Myspace Vs. FaceBook
Matt,
I’m interested in hearing more about that. It strikes me as rather semantic. I can see an argument that says belonging to an organization allows for a tight bond between the org and the person, but the bond ends there. Whereas if you are a “friend” to a person, you are receiving an endorsement to their social network, allowing for greater growth potential.
Also, MySpace allows you to create a group, which seems to create more of the relationship you are looking for (Group Admin and members). Why wouldn’t you just opt to create a personal profile as the CEO of Forward Montana and then use that profile to create a group called Forward Montana which you administer?

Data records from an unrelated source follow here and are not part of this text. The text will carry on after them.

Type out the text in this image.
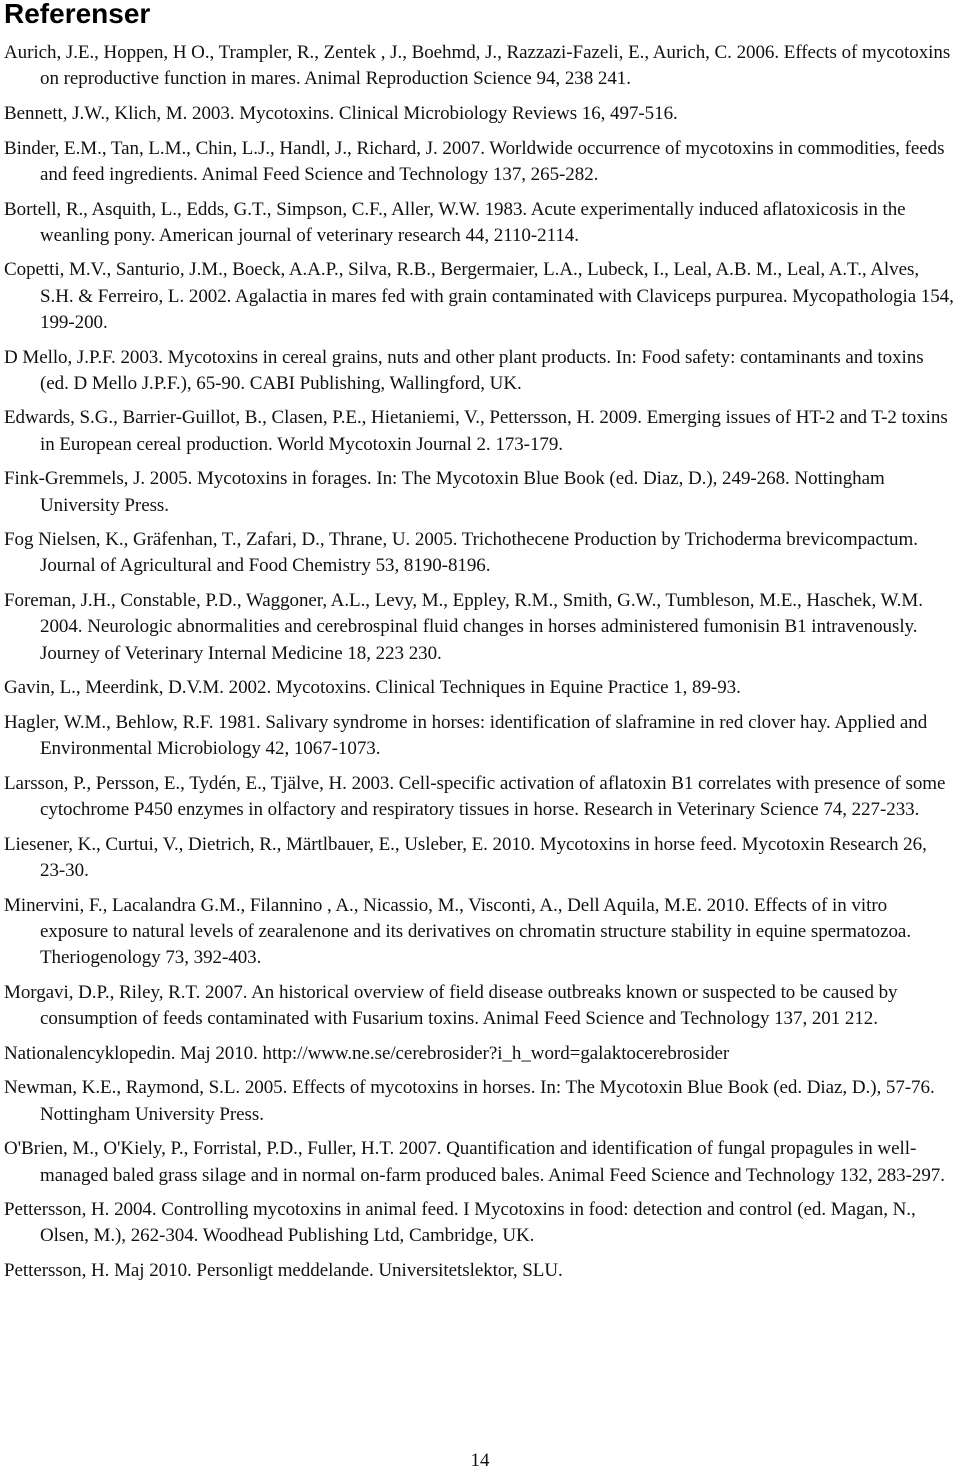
Referenser

Aurich, J.E., Hoppen, H O., Trampler, R., Zentek , J., Boehmd, J., Razzazi-Fazeli, E., Aurich, C. 2006. Effects of mycotoxins on reproductive function in mares. Animal Reproduction Science 94, 238 241.

Bennett, J.W., Klich, M. 2003. Mycotoxins. Clinical Microbiology Reviews 16, 497-516.

Binder, E.M., Tan, L.M., Chin, L.J., Handl, J., Richard, J. 2007. Worldwide occurrence of mycotoxins in commodities, feeds and feed ingredients. Animal Feed Science and Technology 137, 265-282.

Bortell, R., Asquith, L., Edds, G.T., Simpson, C.F., Aller, W.W. 1983. Acute experimentally induced aflatoxicosis in the weanling pony. American journal of veterinary research 44, 2110-2114.

Copetti, M.V., Santurio, J.M., Boeck, A.A.P., Silva, R.B., Bergermaier, L.A., Lubeck, I., Leal, A.B. M., Leal, A.T., Alves, S.H. & Ferreiro, L. 2002. Agalactia in mares fed with grain contaminated with Claviceps purpurea. Mycopathologia 154, 199-200.

D Mello, J.P.F. 2003. Mycotoxins in cereal grains, nuts and other plant products. In: Food safety: contaminants and toxins (ed. D Mello J.P.F.), 65-90. CABI Publishing, Wallingford, UK.

Edwards, S.G., Barrier-Guillot, B., Clasen, P.E., Hietaniemi, V., Pettersson, H. 2009. Emerging issues of HT-2 and T-2 toxins in European cereal production. World Mycotoxin Journal 2. 173-179.

Fink-Gremmels, J. 2005. Mycotoxins in forages. In: The Mycotoxin Blue Book (ed. Diaz, D.), 249-268. Nottingham University Press.

Fog Nielsen, K., Gräfenhan, T., Zafari, D., Thrane, U. 2005. Trichothecene Production by Trichoderma brevicompactum. Journal of Agricultural and Food Chemistry 53, 8190-8196.

Foreman, J.H., Constable, P.D., Waggoner, A.L., Levy, M., Eppley, R.M., Smith, G.W., Tumbleson, M.E., Haschek, W.M. 2004. Neurologic abnormalities and cerebrospinal fluid changes in horses administered fumonisin B1 intravenously. Journey of Veterinary Internal Medicine 18, 223 230.

Gavin, L., Meerdink, D.V.M. 2002. Mycotoxins. Clinical Techniques in Equine Practice 1, 89-93.

Hagler, W.M., Behlow, R.F. 1981. Salivary syndrome in horses: identification of slaframine in red clover hay. Applied and Environmental Microbiology 42, 1067-1073.

Larsson, P., Persson, E., Tydén, E., Tjälve, H. 2003. Cell-specific activation of aflatoxin B1 correlates with presence of some cytochrome P450 enzymes in olfactory and respiratory tissues in horse. Research in Veterinary Science 74, 227-233.

Liesener, K., Curtui, V., Dietrich, R., Märtlbauer, E., Usleber, E. 2010. Mycotoxins in horse feed. Mycotoxin Research 26, 23-30.

Minervini, F., Lacalandra G.M., Filannino , A., Nicassio, M., Visconti, A., Dell Aquila, M.E. 2010. Effects of in vitro exposure to natural levels of zearalenone and its derivatives on chromatin structure stability in equine spermatozoa. Theriogenology 73, 392-403.

Morgavi, D.P., Riley, R.T. 2007. An historical overview of field disease outbreaks known or suspected to be caused by consumption of feeds contaminated with Fusarium toxins. Animal Feed Science and Technology 137, 201 212.

Nationalencyklopedin. Maj 2010. http://www.ne.se/cerebrosider?i_h_word=galaktocerebrosider

Newman, K.E., Raymond, S.L. 2005. Effects of mycotoxins in horses. In: The Mycotoxin Blue Book (ed. Diaz, D.), 57-76. Nottingham University Press.

O'Brien, M., O'Kiely, P., Forristal, P.D., Fuller, H.T. 2007. Quantification and identification of fungal propagules in well-managed baled grass silage and in normal on-farm produced bales. Animal Feed Science and Technology 132, 283-297.

Pettersson, H. 2004. Controlling mycotoxins in animal feed. I Mycotoxins in food: detection and control (ed. Magan, N., Olsen, M.), 262-304. Woodhead Publishing Ltd, Cambridge, UK.

Pettersson, H. Maj 2010. Personligt meddelande. Universitetslektor, SLU.

14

On a more general point, MySpace is interesting in that it is much less rigid than FaceBook. Both you and your supporters/memebers/friends can DO a lot more stuff on MySpace than you could on FaceBook - fundraise via a ChipIn Widget, share video and podcasts, create and deploy layouts or badges as part of campaign initiatives, etc. That’s somewhat counterbalanced by Viacom’s unfortunate tendency to shutdown outside applications, but at this point it still strikes me as an advantage (though I say this as someone who only uses FaceBook and MySpace in the most rudimentary ways in promoting Future Majority).
It is semantic, but that has a point
I’m a fan of the idea that the words we use impact pretty deeply how we think about things. And while MySpace does allow for groups, I haven’t had time to really figure it out. The reality is that these tools require hours of work to use properly and we don’t exactly have an abundance of time. We haven’t had luck yet finding anyone interested in running the social networking sites as a volunteer.
Cognitive Linguistics meets PoliSci
I tend to agree, I was just hoping you’d elaborate on the advantages and disadvantages of this particular distinction. I can see a pluses and a minuses on both sides.
That’s too bad about your volunteer capacity. It sounds like Groups might be a way to go for Fo.MT., or at least appeal more to your organizational philosophy.